Obecny PROW jest podobny do znanego już z lat 2007- 2013, jednak została zmieniona jego konstrukcja. W aktualnej formie występuje mniej tzw. działań i pojawiła się możliwość jednoczesnego skorzystania z różnych „poddziałań”. Łącznie zostało stworzone 25 form wsparcia, w tym kontynuacja pomocy z lat poprzednich.  Warto zwrócić uwagę na zmodyfikowane wsparcie z bardzo popularnego działania „Modernizacja gospodarstw rolnych”. Obecnie wartość pomocy będzie uwarunkowana od rodzaju przewidzianych inwestycji. Na największe wsparcie mogą liczyć rolnicy stawiający na rozwój produkcji prosiąt (maksymalnie aż do 900 tys. zł). Na pozostałe inwestycje związane z produkcją zwierzęcą wsparcie wyniesie do 500 tys. zł. Wszystkie pozostałe przedsięwzięcia a także zakupy w gospodarstwie będą mogły otrzymać dofinansowanie w wysokości do 200 tys. zł.

Niezmiennie na mocne wsparcie będą mogli liczyć młodzi rolnicy, którzy oprócz większych dopłat bezpośrednich, mogą spodziewać się „premii” na start wynoszącej 100 tys. zł. Różnica w porównaniu do poprzednich programów polega na tym, że obecnie wypłata nastąpi  w dwóch etapach: pierwszy – 80 proc. Drugi po zrealizowaniu inwestycji i udokumentowaniu wydatków – 20 proc.

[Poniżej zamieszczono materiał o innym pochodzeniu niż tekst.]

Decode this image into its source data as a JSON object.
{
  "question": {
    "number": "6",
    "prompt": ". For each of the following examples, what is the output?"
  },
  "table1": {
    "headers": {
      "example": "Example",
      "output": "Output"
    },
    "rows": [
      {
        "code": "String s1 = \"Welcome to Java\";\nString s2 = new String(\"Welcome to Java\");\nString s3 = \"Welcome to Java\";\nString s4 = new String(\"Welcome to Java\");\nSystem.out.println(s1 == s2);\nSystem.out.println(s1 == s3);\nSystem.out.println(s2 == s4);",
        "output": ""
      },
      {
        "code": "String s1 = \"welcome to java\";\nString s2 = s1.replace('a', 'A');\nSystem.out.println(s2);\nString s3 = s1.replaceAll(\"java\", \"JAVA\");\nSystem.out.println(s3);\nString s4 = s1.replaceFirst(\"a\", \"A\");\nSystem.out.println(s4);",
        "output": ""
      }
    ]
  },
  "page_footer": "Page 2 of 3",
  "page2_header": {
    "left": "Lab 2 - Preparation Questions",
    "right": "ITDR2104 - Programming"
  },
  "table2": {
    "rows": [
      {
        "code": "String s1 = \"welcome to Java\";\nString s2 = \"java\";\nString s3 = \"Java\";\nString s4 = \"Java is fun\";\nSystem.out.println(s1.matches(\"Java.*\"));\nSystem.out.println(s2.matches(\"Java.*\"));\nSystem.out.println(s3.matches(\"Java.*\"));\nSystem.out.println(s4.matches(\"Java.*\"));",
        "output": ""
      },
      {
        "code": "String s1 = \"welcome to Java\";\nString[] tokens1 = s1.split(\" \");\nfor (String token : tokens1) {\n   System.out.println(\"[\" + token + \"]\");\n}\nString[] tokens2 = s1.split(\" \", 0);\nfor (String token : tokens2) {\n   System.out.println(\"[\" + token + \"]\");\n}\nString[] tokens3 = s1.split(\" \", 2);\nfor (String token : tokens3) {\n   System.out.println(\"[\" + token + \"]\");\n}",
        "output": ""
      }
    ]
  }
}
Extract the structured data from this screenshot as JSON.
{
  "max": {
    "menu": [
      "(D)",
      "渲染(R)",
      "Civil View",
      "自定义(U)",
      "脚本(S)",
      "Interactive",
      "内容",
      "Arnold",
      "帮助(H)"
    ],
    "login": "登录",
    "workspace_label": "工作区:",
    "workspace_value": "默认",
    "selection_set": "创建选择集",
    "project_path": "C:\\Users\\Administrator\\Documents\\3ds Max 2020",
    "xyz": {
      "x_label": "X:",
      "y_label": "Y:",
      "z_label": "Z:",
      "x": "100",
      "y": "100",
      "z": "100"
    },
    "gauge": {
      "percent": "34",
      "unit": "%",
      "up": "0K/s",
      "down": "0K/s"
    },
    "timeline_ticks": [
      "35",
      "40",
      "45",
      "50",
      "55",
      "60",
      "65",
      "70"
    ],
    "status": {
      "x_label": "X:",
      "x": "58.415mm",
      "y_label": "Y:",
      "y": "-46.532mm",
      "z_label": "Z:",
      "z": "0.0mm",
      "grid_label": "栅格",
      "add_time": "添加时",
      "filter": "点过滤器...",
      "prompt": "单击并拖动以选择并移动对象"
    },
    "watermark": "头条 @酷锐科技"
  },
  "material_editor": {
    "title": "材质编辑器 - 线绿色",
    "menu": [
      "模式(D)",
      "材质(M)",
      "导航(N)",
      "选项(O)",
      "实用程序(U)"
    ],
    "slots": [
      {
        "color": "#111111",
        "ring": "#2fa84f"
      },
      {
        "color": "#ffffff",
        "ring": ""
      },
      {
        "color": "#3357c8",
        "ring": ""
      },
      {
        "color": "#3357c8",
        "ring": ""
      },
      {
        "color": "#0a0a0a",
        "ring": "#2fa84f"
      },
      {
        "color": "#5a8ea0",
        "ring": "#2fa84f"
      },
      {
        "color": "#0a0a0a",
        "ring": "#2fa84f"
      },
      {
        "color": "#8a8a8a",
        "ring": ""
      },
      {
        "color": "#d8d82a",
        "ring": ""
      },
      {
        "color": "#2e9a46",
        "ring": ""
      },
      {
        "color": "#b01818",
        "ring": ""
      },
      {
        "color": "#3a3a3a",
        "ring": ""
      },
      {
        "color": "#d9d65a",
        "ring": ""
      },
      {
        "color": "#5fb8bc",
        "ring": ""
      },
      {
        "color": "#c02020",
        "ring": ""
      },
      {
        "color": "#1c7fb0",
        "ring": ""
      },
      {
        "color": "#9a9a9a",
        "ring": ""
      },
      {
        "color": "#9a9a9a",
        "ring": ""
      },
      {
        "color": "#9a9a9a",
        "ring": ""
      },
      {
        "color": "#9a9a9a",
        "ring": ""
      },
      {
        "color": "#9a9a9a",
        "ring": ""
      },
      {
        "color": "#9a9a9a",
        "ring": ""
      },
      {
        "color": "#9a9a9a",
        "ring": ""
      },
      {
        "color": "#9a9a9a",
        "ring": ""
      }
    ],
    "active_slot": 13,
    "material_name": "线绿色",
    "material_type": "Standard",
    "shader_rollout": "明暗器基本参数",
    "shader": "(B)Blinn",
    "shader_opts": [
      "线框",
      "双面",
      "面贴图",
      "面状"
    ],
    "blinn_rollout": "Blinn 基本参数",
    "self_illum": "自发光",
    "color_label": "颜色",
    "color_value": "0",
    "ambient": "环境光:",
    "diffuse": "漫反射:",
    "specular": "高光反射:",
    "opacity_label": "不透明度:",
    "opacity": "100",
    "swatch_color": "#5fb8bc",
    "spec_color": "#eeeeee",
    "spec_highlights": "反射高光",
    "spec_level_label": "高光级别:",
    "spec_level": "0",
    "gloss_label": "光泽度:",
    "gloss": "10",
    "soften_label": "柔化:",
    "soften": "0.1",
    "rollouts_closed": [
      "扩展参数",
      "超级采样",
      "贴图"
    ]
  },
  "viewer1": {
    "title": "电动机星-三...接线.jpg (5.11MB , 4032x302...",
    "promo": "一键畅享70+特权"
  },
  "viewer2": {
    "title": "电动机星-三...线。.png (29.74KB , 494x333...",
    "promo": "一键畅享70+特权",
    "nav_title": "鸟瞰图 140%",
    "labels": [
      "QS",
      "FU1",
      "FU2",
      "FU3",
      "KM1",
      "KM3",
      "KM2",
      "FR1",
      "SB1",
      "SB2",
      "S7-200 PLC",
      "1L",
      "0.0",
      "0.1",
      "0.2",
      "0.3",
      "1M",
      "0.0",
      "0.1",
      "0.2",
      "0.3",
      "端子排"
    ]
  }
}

Całkowicie nowym rozwiązaniem ujętym w PROW 2014-2020 będzie premia udzielana na restrukturyzację małych gospodarstw. Gospodarstwa takie będą mogły ubiegać się o 60 tys. zł na inwestycje w poprawę swojej dochodowości. W momencie kiedy rentowność zostanie zwiększona będą mogły korzystać z innych form wsparcia z PROW. Natomiast jeżeli właściciel małego gospodarstwa zdecyduje się na jego sprzedanie, wówczas będzie mu przysługiwać rekompensata w wysokości 120 proc. dopłat, które otrzymywałby do 2020 r.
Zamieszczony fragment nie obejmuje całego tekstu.